Using the novelty of ideas as a coherent explanation of whether or not they will take hold does not answer the question of how new ideas themselves came about (by themselves) and why old ideas fail. This is part of the reasons for today’s drama of constitutionalism in Bulgaria, and of Bulgaria itself. The political success – the adoption of the Constitution – was not developed into a civil success. Venomous anti-constitutionalism was not born with the hunger strike, but it gave it an unsuspected power. The creation of the current Bulgarian Constitution is a practical lesson for our society on how democracy actually functions. Not as a counterpoint, but to outline contemporary realities, I will quote a statement by the esteemed Henry Kissinger, a great realist diplomat.

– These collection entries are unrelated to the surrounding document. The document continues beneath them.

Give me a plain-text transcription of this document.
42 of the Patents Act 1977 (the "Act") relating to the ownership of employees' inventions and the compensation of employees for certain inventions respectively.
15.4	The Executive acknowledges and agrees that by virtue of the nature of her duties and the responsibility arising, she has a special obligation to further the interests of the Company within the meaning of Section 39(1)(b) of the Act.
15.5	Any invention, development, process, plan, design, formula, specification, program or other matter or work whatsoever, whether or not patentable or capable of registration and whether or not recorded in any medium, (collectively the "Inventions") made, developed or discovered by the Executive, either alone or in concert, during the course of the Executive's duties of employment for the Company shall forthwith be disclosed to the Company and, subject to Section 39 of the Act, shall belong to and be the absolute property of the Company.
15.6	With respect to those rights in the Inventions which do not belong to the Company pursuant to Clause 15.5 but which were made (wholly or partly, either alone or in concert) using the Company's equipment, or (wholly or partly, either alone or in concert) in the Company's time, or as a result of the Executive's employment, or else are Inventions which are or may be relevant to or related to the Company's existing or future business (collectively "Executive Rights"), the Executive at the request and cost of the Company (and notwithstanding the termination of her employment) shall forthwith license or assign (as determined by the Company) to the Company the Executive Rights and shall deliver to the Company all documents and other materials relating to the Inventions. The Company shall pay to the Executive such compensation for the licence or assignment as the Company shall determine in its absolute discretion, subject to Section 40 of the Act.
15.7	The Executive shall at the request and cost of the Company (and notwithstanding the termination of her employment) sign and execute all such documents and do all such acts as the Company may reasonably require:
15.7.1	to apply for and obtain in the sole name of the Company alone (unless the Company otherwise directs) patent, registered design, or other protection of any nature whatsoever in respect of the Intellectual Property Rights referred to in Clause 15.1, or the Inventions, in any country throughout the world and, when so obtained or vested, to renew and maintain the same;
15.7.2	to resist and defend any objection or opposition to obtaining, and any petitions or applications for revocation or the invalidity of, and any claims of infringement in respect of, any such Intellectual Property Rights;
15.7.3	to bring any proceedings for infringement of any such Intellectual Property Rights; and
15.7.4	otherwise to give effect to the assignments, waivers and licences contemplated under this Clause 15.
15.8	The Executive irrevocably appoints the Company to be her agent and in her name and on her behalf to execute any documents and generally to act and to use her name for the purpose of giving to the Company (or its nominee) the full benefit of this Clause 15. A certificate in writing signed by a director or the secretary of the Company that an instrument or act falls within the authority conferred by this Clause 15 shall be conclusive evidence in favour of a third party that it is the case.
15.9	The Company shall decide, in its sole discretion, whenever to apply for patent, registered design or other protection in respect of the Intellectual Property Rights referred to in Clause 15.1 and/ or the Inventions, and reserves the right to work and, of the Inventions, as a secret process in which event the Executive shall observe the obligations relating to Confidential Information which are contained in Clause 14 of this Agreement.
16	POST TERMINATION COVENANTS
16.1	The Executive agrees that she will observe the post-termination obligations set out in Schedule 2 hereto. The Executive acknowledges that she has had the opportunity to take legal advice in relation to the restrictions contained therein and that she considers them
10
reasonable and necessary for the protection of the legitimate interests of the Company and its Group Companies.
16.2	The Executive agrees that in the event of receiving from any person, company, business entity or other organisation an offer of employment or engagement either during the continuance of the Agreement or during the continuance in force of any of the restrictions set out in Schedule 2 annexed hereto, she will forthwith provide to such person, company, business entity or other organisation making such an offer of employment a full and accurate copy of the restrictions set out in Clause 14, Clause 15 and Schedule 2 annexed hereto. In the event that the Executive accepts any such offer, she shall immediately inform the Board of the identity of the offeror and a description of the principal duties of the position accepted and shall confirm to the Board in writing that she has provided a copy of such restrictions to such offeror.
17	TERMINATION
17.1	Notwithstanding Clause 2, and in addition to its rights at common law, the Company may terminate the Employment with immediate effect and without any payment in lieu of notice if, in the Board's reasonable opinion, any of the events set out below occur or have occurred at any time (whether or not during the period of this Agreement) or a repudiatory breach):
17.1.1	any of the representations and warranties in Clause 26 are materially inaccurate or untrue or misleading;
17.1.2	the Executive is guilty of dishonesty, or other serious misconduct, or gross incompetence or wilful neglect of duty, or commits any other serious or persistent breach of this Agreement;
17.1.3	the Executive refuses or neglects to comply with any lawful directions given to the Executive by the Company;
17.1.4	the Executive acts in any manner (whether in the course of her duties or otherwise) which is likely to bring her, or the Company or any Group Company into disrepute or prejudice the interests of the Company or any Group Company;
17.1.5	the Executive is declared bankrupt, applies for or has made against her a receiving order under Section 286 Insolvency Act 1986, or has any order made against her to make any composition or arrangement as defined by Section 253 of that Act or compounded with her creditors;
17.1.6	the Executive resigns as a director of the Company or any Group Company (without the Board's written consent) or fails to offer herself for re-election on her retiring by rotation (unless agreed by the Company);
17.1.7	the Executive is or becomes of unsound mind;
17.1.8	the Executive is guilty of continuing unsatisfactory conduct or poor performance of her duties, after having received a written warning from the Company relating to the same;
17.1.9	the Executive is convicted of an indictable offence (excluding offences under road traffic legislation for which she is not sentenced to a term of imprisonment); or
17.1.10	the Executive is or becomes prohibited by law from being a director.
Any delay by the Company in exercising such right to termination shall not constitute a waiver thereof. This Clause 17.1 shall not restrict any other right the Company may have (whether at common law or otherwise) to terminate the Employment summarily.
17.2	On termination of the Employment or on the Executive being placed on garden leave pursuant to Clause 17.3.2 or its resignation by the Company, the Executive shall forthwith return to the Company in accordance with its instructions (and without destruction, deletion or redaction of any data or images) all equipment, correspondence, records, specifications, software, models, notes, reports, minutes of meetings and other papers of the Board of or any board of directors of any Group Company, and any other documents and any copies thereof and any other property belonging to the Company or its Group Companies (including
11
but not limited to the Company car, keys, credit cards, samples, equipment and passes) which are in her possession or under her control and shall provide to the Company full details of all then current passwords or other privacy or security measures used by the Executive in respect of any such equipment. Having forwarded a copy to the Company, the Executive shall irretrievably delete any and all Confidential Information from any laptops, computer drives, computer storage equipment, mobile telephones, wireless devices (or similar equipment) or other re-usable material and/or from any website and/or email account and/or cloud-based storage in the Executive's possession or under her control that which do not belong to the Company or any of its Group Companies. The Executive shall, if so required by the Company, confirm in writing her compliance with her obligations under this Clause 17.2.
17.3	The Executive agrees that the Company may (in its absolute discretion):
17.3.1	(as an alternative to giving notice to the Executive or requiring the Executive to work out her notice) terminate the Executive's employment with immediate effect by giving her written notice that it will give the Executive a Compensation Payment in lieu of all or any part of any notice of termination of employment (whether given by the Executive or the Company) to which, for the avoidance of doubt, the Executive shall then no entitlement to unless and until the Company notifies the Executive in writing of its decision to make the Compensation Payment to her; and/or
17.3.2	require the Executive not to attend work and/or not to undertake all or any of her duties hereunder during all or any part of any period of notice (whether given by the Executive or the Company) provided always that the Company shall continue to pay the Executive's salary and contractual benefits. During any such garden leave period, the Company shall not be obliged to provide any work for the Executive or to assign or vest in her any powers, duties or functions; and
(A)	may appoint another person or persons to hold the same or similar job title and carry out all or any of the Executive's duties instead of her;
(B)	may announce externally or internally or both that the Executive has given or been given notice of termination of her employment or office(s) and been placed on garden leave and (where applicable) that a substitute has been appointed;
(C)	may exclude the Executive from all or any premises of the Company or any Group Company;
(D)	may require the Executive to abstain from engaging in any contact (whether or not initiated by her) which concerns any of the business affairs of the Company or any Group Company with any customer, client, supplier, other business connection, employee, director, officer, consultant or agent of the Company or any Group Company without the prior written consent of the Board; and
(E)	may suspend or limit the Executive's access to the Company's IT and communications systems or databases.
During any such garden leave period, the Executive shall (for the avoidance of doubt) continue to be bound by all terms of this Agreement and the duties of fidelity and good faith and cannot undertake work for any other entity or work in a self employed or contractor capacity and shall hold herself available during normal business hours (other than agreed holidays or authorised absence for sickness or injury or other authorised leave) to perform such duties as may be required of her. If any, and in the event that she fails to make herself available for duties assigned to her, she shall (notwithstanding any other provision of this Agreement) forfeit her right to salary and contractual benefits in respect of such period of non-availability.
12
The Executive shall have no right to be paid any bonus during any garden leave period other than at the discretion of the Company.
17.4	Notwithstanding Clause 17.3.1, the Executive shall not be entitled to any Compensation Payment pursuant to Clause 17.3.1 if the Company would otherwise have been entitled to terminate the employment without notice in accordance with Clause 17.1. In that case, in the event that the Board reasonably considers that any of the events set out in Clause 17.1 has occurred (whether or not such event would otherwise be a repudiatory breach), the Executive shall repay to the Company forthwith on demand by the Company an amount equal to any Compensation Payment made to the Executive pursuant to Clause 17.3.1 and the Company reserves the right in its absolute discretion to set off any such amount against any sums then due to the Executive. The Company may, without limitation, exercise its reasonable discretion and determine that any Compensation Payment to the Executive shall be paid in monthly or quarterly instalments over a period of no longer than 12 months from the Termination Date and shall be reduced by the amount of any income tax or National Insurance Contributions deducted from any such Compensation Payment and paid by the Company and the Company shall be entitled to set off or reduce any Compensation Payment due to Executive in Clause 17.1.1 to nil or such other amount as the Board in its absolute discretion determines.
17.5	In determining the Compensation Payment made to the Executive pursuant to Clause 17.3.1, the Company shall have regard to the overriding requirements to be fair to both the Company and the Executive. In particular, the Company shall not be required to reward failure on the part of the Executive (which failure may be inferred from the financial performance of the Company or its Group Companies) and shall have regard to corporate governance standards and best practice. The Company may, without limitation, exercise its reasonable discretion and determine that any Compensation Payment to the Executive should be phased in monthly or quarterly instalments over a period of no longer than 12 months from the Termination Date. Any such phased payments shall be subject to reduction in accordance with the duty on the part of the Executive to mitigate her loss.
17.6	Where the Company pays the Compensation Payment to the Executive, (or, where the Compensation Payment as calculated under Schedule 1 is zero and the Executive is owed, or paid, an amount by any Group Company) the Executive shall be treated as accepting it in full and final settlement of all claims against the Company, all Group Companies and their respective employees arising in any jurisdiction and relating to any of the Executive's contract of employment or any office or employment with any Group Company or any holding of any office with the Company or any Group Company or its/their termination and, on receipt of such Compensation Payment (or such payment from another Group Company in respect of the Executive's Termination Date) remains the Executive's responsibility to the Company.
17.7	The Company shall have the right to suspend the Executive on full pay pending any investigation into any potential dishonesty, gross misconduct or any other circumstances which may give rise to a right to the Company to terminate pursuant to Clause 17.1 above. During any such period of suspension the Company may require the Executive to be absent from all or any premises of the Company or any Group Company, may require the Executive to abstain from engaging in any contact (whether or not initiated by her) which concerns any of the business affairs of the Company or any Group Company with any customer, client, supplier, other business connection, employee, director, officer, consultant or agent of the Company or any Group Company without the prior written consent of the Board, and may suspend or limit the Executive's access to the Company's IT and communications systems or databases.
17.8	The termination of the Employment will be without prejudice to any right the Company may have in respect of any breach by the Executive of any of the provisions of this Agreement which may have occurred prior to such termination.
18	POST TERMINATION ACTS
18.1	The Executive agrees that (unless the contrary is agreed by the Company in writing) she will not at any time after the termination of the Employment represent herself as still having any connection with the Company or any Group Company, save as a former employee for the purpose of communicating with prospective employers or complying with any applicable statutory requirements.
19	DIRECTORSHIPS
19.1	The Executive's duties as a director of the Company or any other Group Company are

Years ago, he gave instructions: “We will do the illegal things immediately, for the unconstitutional things we will need a little more time.”
Anti-constitutionalism is

social vice

at least as dangerous as criminal crime. However, the public interest and public judgment on a number of unconstitutional acts are much more lenient than on trivial offenses. This is a paradox that needs to be understood. People are sensitive to the outrages that the neighbor or the mayor does, but as a rule it is difficult for them to grasp unconstitutionality as an excessive trampling of the legal order. Moreover, unconstitutional actions are often publicly justified with dubious grounds of (illegal) “expediency”.
The hunger strike of 1991 failed, but it damaged the entire transition. It established a spirit of legal nihilism, which, combined with the media overdominance of the radical right, gained stability and did not meet the due public and legal resistance. And who lied to us that constitutionalism and democracy would be achieved without a struggle?